Have HoweyCoins? The SEC Wants You To Check Them Out!

in #bitcoin6 years ago


The SEC posted a dummy website that offers a similar presentation to many ICO offerings in an effort to bring awareness to the scams and poor investments on the market.

The only problem is that the website mocks many real ICO's with the substance that offers real investment opportunity and utility. This because the fraudulent websites mimic the real ones and now the SEC is mocking them all.

Despite their good intentions, this may not have been the greatest idea to have ever been thought up, however, the mock-up is not without its useful points.

Let's take a look at HoweyCoins (likely a derivative of the Howey test) and make notes of the red flags.

HoweyCoins

At first, glance, like any other ICO be that real or fraudulent, HowerCoins looks authentic.

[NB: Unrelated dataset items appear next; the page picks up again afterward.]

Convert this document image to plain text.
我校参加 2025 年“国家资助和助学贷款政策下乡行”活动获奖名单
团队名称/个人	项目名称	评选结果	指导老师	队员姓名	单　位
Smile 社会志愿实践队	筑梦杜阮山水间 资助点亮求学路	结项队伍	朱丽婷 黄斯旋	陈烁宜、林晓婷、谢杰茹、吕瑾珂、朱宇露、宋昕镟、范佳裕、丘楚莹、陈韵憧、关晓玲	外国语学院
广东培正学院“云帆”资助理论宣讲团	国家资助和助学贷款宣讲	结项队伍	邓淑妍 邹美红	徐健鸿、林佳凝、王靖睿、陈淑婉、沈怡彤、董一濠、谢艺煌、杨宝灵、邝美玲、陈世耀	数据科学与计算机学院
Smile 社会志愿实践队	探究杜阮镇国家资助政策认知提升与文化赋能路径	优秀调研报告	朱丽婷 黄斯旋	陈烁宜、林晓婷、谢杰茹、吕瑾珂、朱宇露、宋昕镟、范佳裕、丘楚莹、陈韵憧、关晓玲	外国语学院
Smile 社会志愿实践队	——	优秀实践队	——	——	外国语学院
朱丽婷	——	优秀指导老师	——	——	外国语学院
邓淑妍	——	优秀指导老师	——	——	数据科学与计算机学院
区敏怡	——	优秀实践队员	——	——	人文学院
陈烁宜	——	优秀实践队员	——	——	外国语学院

There's the standard countdown of getting a "great deal" with 15% cheaper tokens if you join the pre-sale (pre-ICO sale).
Complete with a nifty logo and nice background imagine wrapped up in a responsive web experience a single page in length would lead any investor looking for ICO's to take a closer look.
There's even mug shots of the "team" and a fancy whitepaper. What could possibly go wrong?
Everything.

Breaking it Down

We play a game called "peek the onion" for most scam sites, but we'll just call this "breaking it down" since this is a fictitious website.
1. Contact information, or lack thereof
There is no contact information available outside of email. This is an immediate RED FLAG. There's no phone number or at least an 800 number, no support desk, no company listed, etc...
Any reputable company will have contact information and a way to get a hold of them. For instance look at Coinbase.com, right on the front page, you have an 800 number and support email in plain sight.

Here's KWHCoin.com, an ICO that went public earlier this year.

Just about every method of communication available and their offices are listed.
2. Big returns
Anytime any ICO, or anyone for that matter, claim high rates of returns, it's a scam. Plain and simple.
"We anticipate OVER 1% daily returns, with DOUBLE 2% returns on Tier 1 investors in pre-ICO stage secured purchases. The average registered coin return over a two month period in 2017 was an amazing 72%. Based on market conditions, including record-setting prospects in both the digital asset and travel industries, we expect surpassing that BEFORE the Tier 2 offering closes."

3. Pump and dump


This is a classic scheme dating back years to the early days of Altcoins (ICO's) back when blockchain meant bitcoin before the block-colored software, IBM's cloudware, and just about anything resembling a database claimed to be a blockchain.

Coins are artificially pumped causing a buying frenzy then dumped by those who caused it.

"Our past two pumps have doubled value for the period immediately after the pump for returns of over 225%."

4. Testimonials


Let's face it. What reputable organization ever has "testimonials". Don't see these on Gemini, Bitstamp doesn't list a slue of these, and I don't recall Ethereum or ZCash ever promoting ICO's with testimonials.

Here's a tip. If it's an "ICO" it typically means nothing it was done yet, there's just an idea. If there's just an idea then what are these testimonials providing testimony for? They wouldn't know their head from their ass any more than you would as to the validity of the concept.

A testimonial is a big fat RED FLAG.

4. Whitepaper


Nothing is more telling than the one thing that makes the entire offering the most believable. The existence of a whitepaper.

We've said this in the past and here it goes again. You need to review the whitepaper and see what the offering is all about.

Allot of people open the whitepaper but they don't actually READ them.

At a glance, this whitepaper looks authentic. Until you actually read the document and see that it says a whole lot about a bunch of absolutely nothing backed with no statistics from bogus sources.

... and ... no math.

Mathematics explains the concept behind the technology that the offering is promoting, without this universal explanation there's no realistic concept behind the face of the theory, or in this case, the shit they're shoveling.

There are certainly some things to learn from the mock site, but it's nothing many people haven't stated before. The unfortunate thing is that this also mimics legitimate offerings and the SEC's intentions may not be pure "consumer protection" whereas government agencies tend to operate in a "blanket destruction" methodology.

Why take out the illegal shit when you can take out the pain in the ass at the same time?

Regardless, they do have a point. There are entirely too many ICO offerings that are nothing more than hot air.